Currently, loading a document into a DOM and then saving it does not exactly preserve the source. This leads to a number of bugs, including bugs like bug 129508 where valid HTML gets converted to invalid HTML. There are three kinds of source text: text that consitutes the opening of a tag, text that constitutes the closing of a tag, and text that is neither ("the content"). We already try to preserve the content text exactly. We don't preserve tag-opening or tag-closing text, but we should. If we did, we could roundtrip documents through the DOM and preserve a lot more of the exact source text. The proposal, then, is to AS AN OPTION store two additional strings in each DOM node corresponding to a tag: the string that constituted the opening of the node's tag, and the string that constituted the closing of the node's tag (or an empty string if there was no closing tag). Any operation that changes the attributes of the node can simply discard the string annotations. During serialization we output these strings in lieu of the standard generated open/close sequences (if present). If leading or trailing whitespace is treated as part of an open-tag or close-tag sequence, that whitespace will need to be included in the open-tag or close-tag string.
*** Bug 155474 has been marked as a duplicate of this bug. ***
I like this idea. I think we should use it for the editor. (We shouldn't use it for the normal browser's save page feature, because that should just use the cached copy.)
The only way I can see this being done is to add a hash (global or per document) that mapps content element to start tag string (I don't see why we'd need to store the end tag as a string, just storing a bit that says whether there was one or not should be enough, no?), and does so only when parsing for the editor. The tricky part here is to make us not pay a performance hit on mutation of an element in the case where we didn't build the DOM for the editor.
> (I don't see why we'd need to store the end tag as a string, just storing a bit > that says whether there was one or not should be enough, no?) I'm told that there are, in fact, many ways to write the end tag.
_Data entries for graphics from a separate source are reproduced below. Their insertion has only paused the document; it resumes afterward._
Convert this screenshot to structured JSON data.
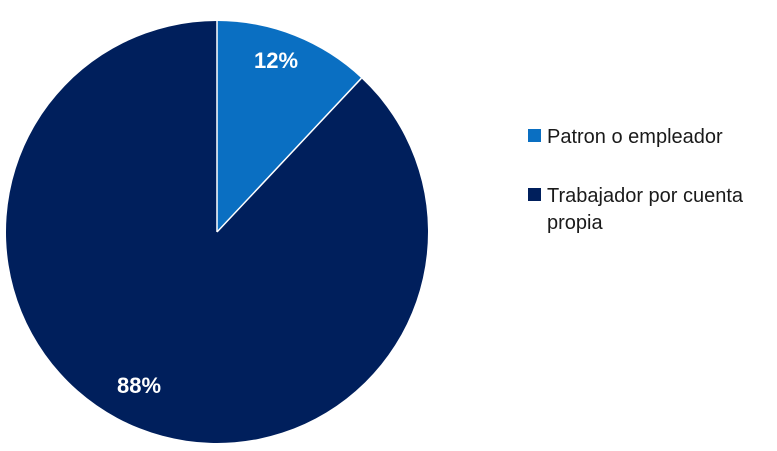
{
  "chart_data": {
    "type": "pie",
    "slices": [
      {
        "label": "Patron o empleador",
        "value": 12,
        "display": "12%",
        "color": "#0a6fc2"
      },
      {
        "label": "Trabajador por cuenta propia",
        "value": 88,
        "display": "88%",
        "color": "#001f5c"
      }
    ],
    "legend_position": "right",
    "start_angle": "top",
    "direction": "clockwise"
  }
}
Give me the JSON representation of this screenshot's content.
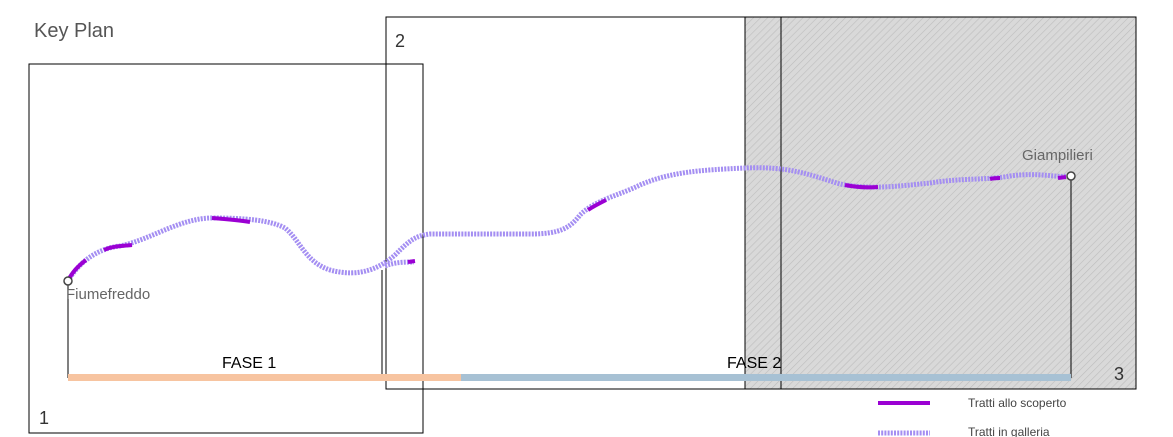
{
  "title": "Key Plan",
  "sheets": [
    "1",
    "2",
    "3"
  ],
  "endpoints": {
    "start": "Fiumefreddo",
    "end": "Giampilieri"
  },
  "phases": [
    "FASE 1",
    "FASE 2"
  ],
  "legend": {
    "open": "Tratti allo scoperto",
    "tunnel": "Tratti in galleria"
  },
  "colors": {
    "open_line": "#9b00d3",
    "tunnel_line": "#a48ef2",
    "phase1_bar": "#f7c4a0",
    "phase2_bar": "#a7c1d4",
    "hatch_fill": "#d6d6d6",
    "frame": "#000000"
  }
}
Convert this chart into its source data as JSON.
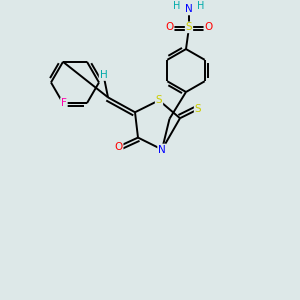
{
  "bg_color": "#dde8e8",
  "atom_colors": {
    "N": "#0000ff",
    "O": "#ff0000",
    "S": "#cccc00",
    "F": "#ff00aa",
    "H": "#00aaaa",
    "C": "#000000"
  },
  "lw": 1.4
}
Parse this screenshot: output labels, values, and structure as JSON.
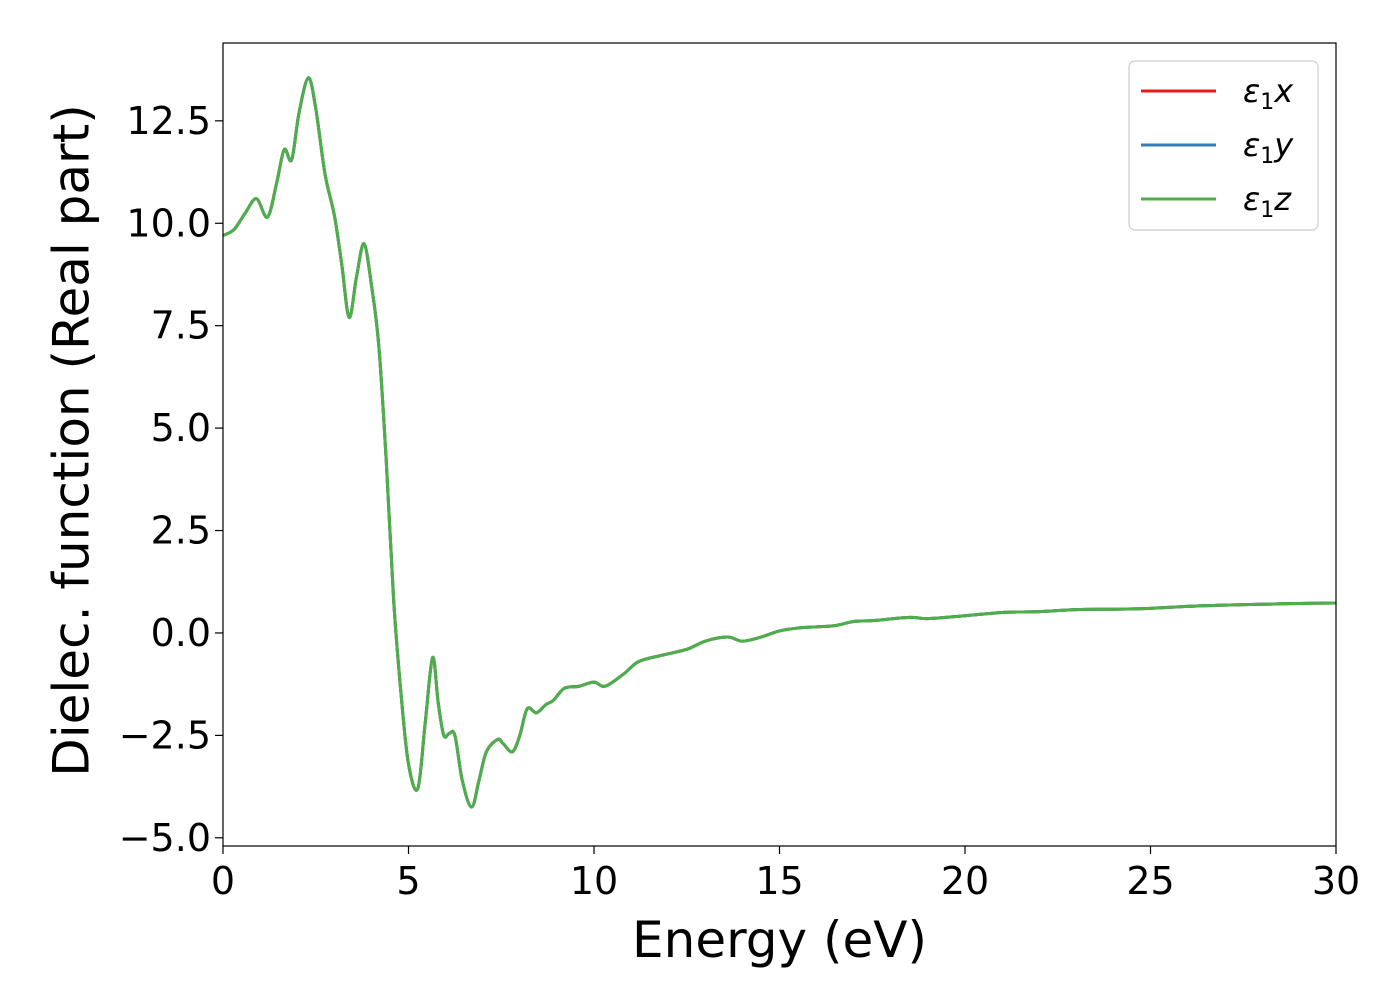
{
  "chart_data": {
    "type": "line",
    "xlabel": "Energy (eV)",
    "ylabel": "Dielec. function (Real part)",
    "xlim": [
      0,
      30
    ],
    "ylim": [
      -5.2,
      14.4
    ],
    "xticks": [
      0,
      5,
      10,
      15,
      20,
      25,
      30
    ],
    "xtick_labels": [
      "0",
      "5",
      "10",
      "15",
      "20",
      "25",
      "30"
    ],
    "yticks": [
      -5,
      -2.5,
      0,
      2.5,
      5,
      7.5,
      10,
      12.5
    ],
    "ytick_labels": [
      "−5.0",
      "−2.5",
      "0.0",
      "2.5",
      "5.0",
      "7.5",
      "10.0",
      "12.5"
    ],
    "grid": false,
    "legend_position": "top-right",
    "x": [
      0,
      0.3,
      0.6,
      0.9,
      1.2,
      1.45,
      1.65,
      1.85,
      2.05,
      2.3,
      2.5,
      2.75,
      3.0,
      3.2,
      3.4,
      3.6,
      3.8,
      4.0,
      4.2,
      4.4,
      4.6,
      4.8,
      5.0,
      5.25,
      5.45,
      5.65,
      5.8,
      5.95,
      6.1,
      6.25,
      6.45,
      6.7,
      6.9,
      7.1,
      7.4,
      7.55,
      7.8,
      8.0,
      8.2,
      8.45,
      8.7,
      8.9,
      9.2,
      9.6,
      10.0,
      10.3,
      10.8,
      11.2,
      11.8,
      12.5,
      13.0,
      13.6,
      14.0,
      14.5,
      15.0,
      15.5,
      16.0,
      16.5,
      17.0,
      17.5,
      18.5,
      19.0,
      20.0,
      21.0,
      22.0,
      23.0,
      24.0,
      25.0,
      26.0,
      27.0,
      28.0,
      29.0,
      30.0
    ],
    "series": [
      {
        "name": "x",
        "color": "#e41a1c",
        "values": [
          9.7,
          9.85,
          10.25,
          10.6,
          10.15,
          11.0,
          11.8,
          11.55,
          12.7,
          13.55,
          12.8,
          11.2,
          10.2,
          9.0,
          7.7,
          8.7,
          9.5,
          8.5,
          7.0,
          4.2,
          0.8,
          -1.5,
          -3.2,
          -3.8,
          -2.2,
          -0.6,
          -1.7,
          -2.5,
          -2.45,
          -2.5,
          -3.6,
          -4.25,
          -3.6,
          -2.9,
          -2.6,
          -2.7,
          -2.9,
          -2.5,
          -1.85,
          -1.95,
          -1.75,
          -1.65,
          -1.35,
          -1.3,
          -1.2,
          -1.3,
          -1.0,
          -0.7,
          -0.55,
          -0.4,
          -0.2,
          -0.1,
          -0.2,
          -0.1,
          0.05,
          0.12,
          0.15,
          0.18,
          0.28,
          0.3,
          0.38,
          0.35,
          0.42,
          0.5,
          0.52,
          0.57,
          0.58,
          0.6,
          0.65,
          0.68,
          0.7,
          0.72,
          0.73
        ]
      },
      {
        "name": "y",
        "color": "#377eb8",
        "values": [
          9.7,
          9.85,
          10.25,
          10.6,
          10.15,
          11.0,
          11.8,
          11.55,
          12.7,
          13.55,
          12.8,
          11.2,
          10.2,
          9.0,
          7.7,
          8.7,
          9.5,
          8.5,
          7.0,
          4.2,
          0.8,
          -1.5,
          -3.2,
          -3.8,
          -2.2,
          -0.6,
          -1.7,
          -2.5,
          -2.45,
          -2.5,
          -3.6,
          -4.25,
          -3.6,
          -2.9,
          -2.6,
          -2.7,
          -2.9,
          -2.5,
          -1.85,
          -1.95,
          -1.75,
          -1.65,
          -1.35,
          -1.3,
          -1.2,
          -1.3,
          -1.0,
          -0.7,
          -0.55,
          -0.4,
          -0.2,
          -0.1,
          -0.2,
          -0.1,
          0.05,
          0.12,
          0.15,
          0.18,
          0.28,
          0.3,
          0.38,
          0.35,
          0.42,
          0.5,
          0.52,
          0.57,
          0.58,
          0.6,
          0.65,
          0.68,
          0.7,
          0.72,
          0.73
        ]
      },
      {
        "name": "z",
        "color": "#4daf4a",
        "values": [
          9.7,
          9.85,
          10.25,
          10.6,
          10.15,
          11.0,
          11.8,
          11.55,
          12.7,
          13.55,
          12.8,
          11.2,
          10.2,
          9.0,
          7.7,
          8.7,
          9.5,
          8.5,
          7.0,
          4.2,
          0.8,
          -1.5,
          -3.2,
          -3.8,
          -2.2,
          -0.6,
          -1.7,
          -2.5,
          -2.45,
          -2.5,
          -3.6,
          -4.25,
          -3.6,
          -2.9,
          -2.6,
          -2.7,
          -2.9,
          -2.5,
          -1.85,
          -1.95,
          -1.75,
          -1.65,
          -1.35,
          -1.3,
          -1.2,
          -1.3,
          -1.0,
          -0.7,
          -0.55,
          -0.4,
          -0.2,
          -0.1,
          -0.2,
          -0.1,
          0.05,
          0.12,
          0.15,
          0.18,
          0.28,
          0.3,
          0.38,
          0.35,
          0.42,
          0.5,
          0.52,
          0.57,
          0.58,
          0.6,
          0.65,
          0.68,
          0.7,
          0.72,
          0.73
        ]
      }
    ],
    "legend": [
      {
        "symbol": "ε",
        "sub": "1",
        "axis": "x"
      },
      {
        "symbol": "ε",
        "sub": "1",
        "axis": "y"
      },
      {
        "symbol": "ε",
        "sub": "1",
        "axis": "z"
      }
    ]
  }
}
If we can steal a bit or two in the DOM node, then we can test that bit during mutation and take the slow path only if the bit is set.
The editor isn't the only case where we serialize DOM output to html. We also do on Save As (complete) from the browser. Are we going to accept the loss of this extra information in that case?
Save As Complete already screws the documents in many ways, we don't need to worry about round-tripping in that case.
... and we will *not* pay the overhead of holding the start tag as a string in memory for every document we load.
I'm working on making room for bits for this in our elements...
Bug 156364 will make it possible for someone (read "not me") to fix this.
Mass-reassigning bugs to firstname.lastname@example.org